Несколько дней Солженицын провел в доме своего друга, немецкого писателя Генриха Белля, а вся мировая пресса стояла лагерем на соседних улочках. Затем он переехал в Цюрих поближе к своему адвокату Фрицу Хеебу и там ждал приезда жены с сыновьями. Несколько месяцев он был окружен журналистами, готовыми напечатать любое его высказывание. Каждое оброненное им слово ценилось на вес золота. «Архипелаг ГУЛАГ» был опубликован. Как и предполагалось, его воздействие на мировое общественное мнение было огромным. Книга подрывала сами основы марксистско-ленинского учения.
В марте 1974 года я написал ему письмо и сообщил, как мне казалось, хорошие новости. Более 800 000 экземпляров «Ракового корпуса» в моем переводе были напечатаны издательством «Бэнтам» в Нью-Йорке. Конечно же, мне хотелось встретиться с Солженицыным, но я понимал, что передо мной уже стоит большая очередь. Безвестный русский писатель, чье произведение я перевел шесть назад, стал героем, святым, суперзвездой. Мне было приятно предвкушать удовольствие, которое я доставлю ему своим известием.
Солженицын и Хееб начали принимать издателей, стремившихся купить права на его книги и иногда — но не всегда — заплатить ему за те книги, которые они опубликовали ранее. Однако издательство «Бодли хед» уже передало свои счета в распоряжение Солженицына и считало себя вправе гордиться своей осмотрительностью. Наконец в начале ноября 1974 года Макса Райнхардта из «Бодли хед» пригласили в Цюрих на встречу с Хеебом и его клиентом. Он пустился в путь, запасшись чеками за прошлые издания и контрактами на будущие, и ожидал, что будет согрет лучами благодарности великого человека за все, что мы для него сделали.

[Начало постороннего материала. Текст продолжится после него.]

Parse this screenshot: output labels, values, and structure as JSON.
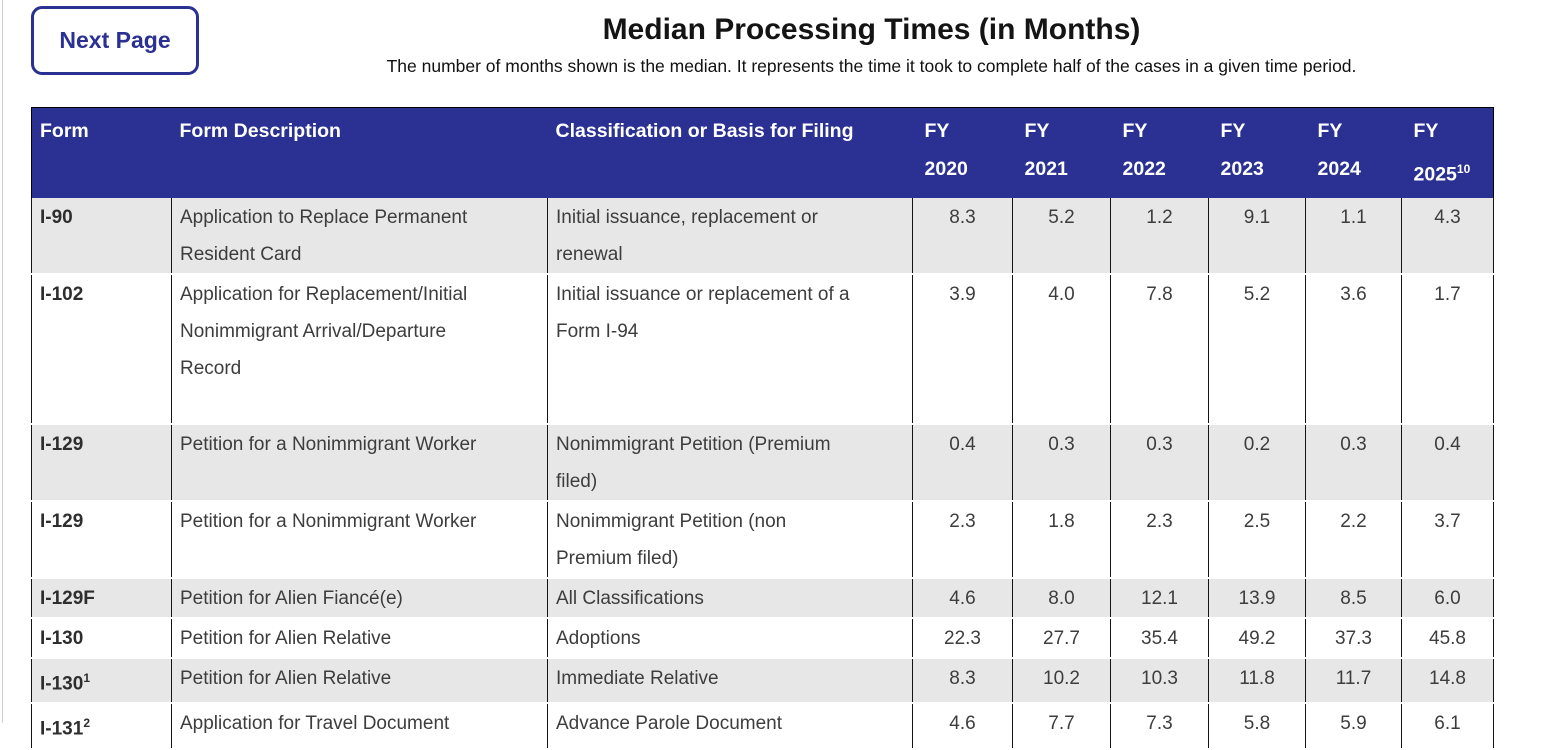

Эта поездка обернулась для Райнхардта суровейшим испытанием. Солженицын обрушил на него всю мощь своего обличительного таланта, который, казалось, почти ничего не проиграл от перевода его слов с русского на английский. Он сказал Райнхардту, что все его договоры не имеют силы: не только тот, что был подписан Личко, но и подписанный Хеебом, хотя тот действовал на основании неоспоримых полномочий, данных ему самим Солженицыным, пусть и по собственной воле.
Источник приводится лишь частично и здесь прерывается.